In seinen Schlussanträgen im Verfahren vor dem EuGH, Az. C-287/19, vertritt der Generalanwalt die Auffassung, dass sich aus Art. 52 Nr. 6a i. V. m. Art. 54 Abs. 1 der Richtlinie 2015/2366 ergibt, dass die Möglichkeit einer stillschweigenden Zustimmung zur Änderung der Vertragsbedingungen im Sinne dieser Normen dann eng auszulegen ist, wenn die entsprechenden Änderungen für den Kunden ungünstig sind. Dies mit der Konsequenz, dass die Möglichkeit einer stillschweigenden Zustimmung zu den geplanten Änderungen nur für nicht wesentliche Änderungen von Klauseln eines Zahlungsdiensterahmenvertrages besteht und rechtlich zulässig ist, weswegen Änderungen von wesentlichen Bestandteilen eines Rahmenvertrags einer ausdrücklichen Zustimmung des Verbrauchers bedürfen. 

 

SEMINARTIPPS

Praxisprobleme in Kontoführung & Zahlungsverkehr, 29.10.2020, Würzburg.

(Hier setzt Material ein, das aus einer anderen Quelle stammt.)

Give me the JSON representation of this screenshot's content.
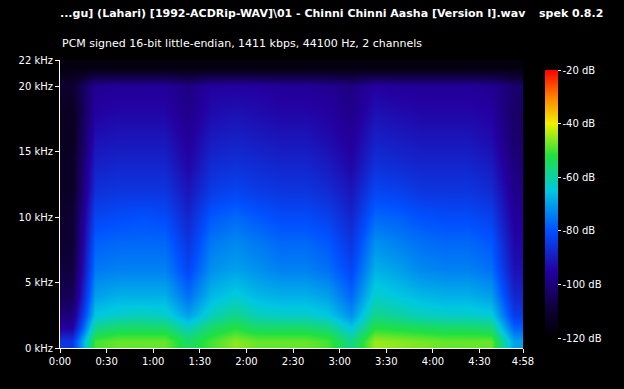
{
  "chart_data": {
    "type": "heatmap",
    "title": "...gu] (Lahari) [1992-ACDRip-WAV]\\01 - Chinni Chinni Aasha [Version I].wav",
    "subtitle": "PCM signed 16-bit little-endian, 1411 kbps, 44100 Hz, 2 channels",
    "annotations": [
      "spek 0.8.2"
    ],
    "x": [
      7.5,
      22.5,
      37.5,
      52.5,
      67.5,
      82.5,
      97.5,
      112.5,
      127.5,
      142.5,
      157.5,
      172.5,
      187.5,
      202.5,
      217.5,
      232.5,
      247.5,
      262.5,
      277.5,
      292.5
    ],
    "y": [
      0.5,
      1.5,
      2.5,
      4,
      6,
      8,
      10,
      12,
      14,
      16,
      18,
      20,
      21.5
    ],
    "cells": [
      [
        -85,
        -50,
        -48,
        -48,
        -48,
        -55,
        -50,
        -46,
        -48,
        -48,
        -48,
        -50,
        -58,
        -45,
        -46,
        -47,
        -48,
        -48,
        -48,
        -70
      ],
      [
        -95,
        -58,
        -55,
        -55,
        -55,
        -62,
        -55,
        -52,
        -55,
        -55,
        -55,
        -57,
        -65,
        -52,
        -53,
        -54,
        -55,
        -55,
        -56,
        -78
      ],
      [
        -100,
        -65,
        -63,
        -62,
        -63,
        -70,
        -62,
        -58,
        -62,
        -63,
        -63,
        -65,
        -72,
        -58,
        -60,
        -62,
        -63,
        -63,
        -64,
        -84
      ],
      [
        -105,
        -70,
        -68,
        -68,
        -68,
        -76,
        -67,
        -64,
        -67,
        -68,
        -68,
        -70,
        -77,
        -63,
        -65,
        -67,
        -68,
        -68,
        -70,
        -88
      ],
      [
        -108,
        -75,
        -74,
        -74,
        -74,
        -82,
        -72,
        -70,
        -72,
        -74,
        -74,
        -76,
        -82,
        -68,
        -70,
        -73,
        -74,
        -74,
        -76,
        -92
      ],
      [
        -110,
        -78,
        -77,
        -77,
        -77,
        -85,
        -75,
        -73,
        -75,
        -77,
        -77,
        -79,
        -85,
        -72,
        -74,
        -76,
        -77,
        -77,
        -79,
        -94
      ],
      [
        -110,
        -82,
        -81,
        -80,
        -81,
        -88,
        -79,
        -77,
        -79,
        -81,
        -81,
        -83,
        -88,
        -77,
        -78,
        -80,
        -81,
        -81,
        -83,
        -96
      ],
      [
        -112,
        -86,
        -85,
        -85,
        -85,
        -91,
        -84,
        -82,
        -84,
        -85,
        -85,
        -87,
        -91,
        -82,
        -83,
        -85,
        -85,
        -85,
        -87,
        -98
      ],
      [
        -112,
        -89,
        -88,
        -88,
        -88,
        -94,
        -87,
        -86,
        -87,
        -88,
        -88,
        -90,
        -94,
        -86,
        -87,
        -88,
        -88,
        -88,
        -90,
        -100
      ],
      [
        -113,
        -92,
        -91,
        -91,
        -91,
        -96,
        -90,
        -89,
        -90,
        -91,
        -91,
        -93,
        -96,
        -89,
        -90,
        -91,
        -91,
        -91,
        -93,
        -102
      ],
      [
        -113,
        -95,
        -94,
        -94,
        -94,
        -98,
        -93,
        -92,
        -93,
        -94,
        -94,
        -95,
        -98,
        -92,
        -93,
        -94,
        -94,
        -94,
        -95,
        -103
      ],
      [
        -110,
        -97,
        -96,
        -96,
        -96,
        -99,
        -95,
        -95,
        -95,
        -96,
        -96,
        -97,
        -99,
        -95,
        -96,
        -96,
        -96,
        -96,
        -97,
        -102
      ],
      [
        -117,
        -117,
        -117,
        -117,
        -117,
        -117,
        -117,
        -117,
        -117,
        -117,
        -117,
        -117,
        -117,
        -117,
        -117,
        -117,
        -117,
        -117,
        -117,
        -117
      ]
    ],
    "xlim": [
      0,
      298
    ],
    "xticks": [
      {
        "value": 0,
        "label": "0:00"
      },
      {
        "value": 30,
        "label": "0:30"
      },
      {
        "value": 60,
        "label": "1:00"
      },
      {
        "value": 90,
        "label": "1:30"
      },
      {
        "value": 120,
        "label": "2:00"
      },
      {
        "value": 150,
        "label": "2:30"
      },
      {
        "value": 180,
        "label": "3:00"
      },
      {
        "value": 210,
        "label": "3:30"
      },
      {
        "value": 240,
        "label": "4:00"
      },
      {
        "value": 270,
        "label": "4:30"
      },
      {
        "value": 298,
        "label": "4:58"
      }
    ],
    "ylim": [
      0,
      22
    ],
    "yticks": [
      {
        "value": 0,
        "label": "0 kHz"
      },
      {
        "value": 5,
        "label": "5 kHz"
      },
      {
        "value": 10,
        "label": "10 kHz"
      },
      {
        "value": 15,
        "label": "15 kHz"
      },
      {
        "value": 20,
        "label": "20 kHz"
      },
      {
        "value": 22,
        "label": "22 kHz"
      }
    ],
    "colorbar": {
      "range": [
        -120,
        -20
      ],
      "ticks": [
        {
          "value": -20,
          "label": "-20 dB"
        },
        {
          "value": -40,
          "label": "-40 dB"
        },
        {
          "value": -60,
          "label": "-60 dB"
        },
        {
          "value": -80,
          "label": "-80 dB"
        },
        {
          "value": -100,
          "label": "-100 dB"
        },
        {
          "value": -120,
          "label": "-120 dB"
        }
      ]
    },
    "grid": false
  }
}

(Un)Zulässige Bankentgelte, 24.11.2020, Frankfurt/M.

 

PRAXISTIPP

 

Ungeachtet der Tatsache, dass vorstehend zitierte Normen der Richtlinie nach hiesiger Auffassung die vom Generalanwalt favorisierte enge Auslegung nicht erlauben, dürfte die in den AGB der Banken und Sparkassen enthaltene Fiktionsänderungsmechanismus-Klausel nach deutschem Recht AGB-rechtlich nicht überprüfbar sein, nachdem die Fiktionsänderungsmechanismus-Klausel der gesetzlichen Regelung des § 675g BGB entspricht und nach der eindeutigen und nicht auslegungsfähigen Norm des § 307 Abs. 3 BGB AGB-Regelungen nur dann überprüfbar sind, wenn sie von Rechtsvorschriften abweichende oder diese ergänzende Regelungen enthalten, was bei der Fiktionsänderungsmechanismus-Klausel gerade nicht der Fall ist (wie hier LG Berlin, Urt. v. 04.12.2018, Az. 16 O 428/17, m. Anm. Homberger, EWiR 8/2009 S. 227 f. und Edelmann, BTS Bankrecht 2019 S. 125; OLG Köln, Urt. v. 19.12.2019, Az. 12 U 87/18, m. Anm. Weimer, BB 2020 S. 591; sowie Edelmann, BTS Bankrecht 2020 S. 18 f.; wie hier auch Habersack, BKR 2020 S. 53 ff. u. Schmidt-Kessel/Rank, WM 2018 S. 2.205 ff.).

 

Die Fiktionsänderungsmechanismus-Klausel hält nach hiesiger Auffassung darüber hinaus auch den AGB-rechtlichen Transparenzanforderungen stand. Denn eine Klausel, welche inhaltlich, terminologisch und systematisch der gesetzlichen Norm des § 675g BGB entspricht, ist schon allein aus diesem Grund hinreichend bestimmt und ausreichend transparent (wie hier BGH, Urt. v. 07.02.2019, Az. III ZR 38/18, NJW-RR 2019 S. 942, 944, Rn. 27; OLG Köln, a.a.O.; LG Berlin, a.a.O.; Schmidt-Kessel/Rank, WM 2018 S. 2.205, 2.213; Habersack, BKR 2020 S. 53, 57; Homberger, a.a.O.). 

 

Sind somit die deutschen gesetzlichen AGB-rechtlichen Regelungen des § 307 Abs. 3 BGB sowie des § 675g BGB eindeutig, so vermag auch eine etwaige in Betracht kommende europarechtskonforme Auslegung nationaler Normen an der AGB-rechtlichen Wirksamkeit der Fiktionsänderungsmechanismus-Klausel nichts zu ändern. Dies deshalb, weil der Grundsatz gemeinschaftskonformer Auslegung und Rechtsfortbildung nicht zu einer Auslegung des nationalen Rechts contra legem führen kann (wie hier OLG Köln, a.a.O.; vgl. hierzu umfassend Hölldampf, WM 2020 S. 907 ff. im Zusammenhang mit dem sog. Kaskaden-Verweis im Widerrufsrecht). Hiervon unabhängig führt im deutschen Recht allein der Fiktionsänderungsmechanismus für sich allein zu keinem Nachteil beim Verbraucher i. S. d. vom Generalanwalt angesprochenen „Ungünstigkeit“. Dies deshalb, weil ein etwaiger Nachteil in Form von für den Verbraucher ungünstigen Änderungen der AGB-rechtlichen Ausübungskontrolle unterliegt, sodass auch aus diesem Grund die Ausführungen des Generalanwalts im deutschen Recht ins Leere laufen dürften.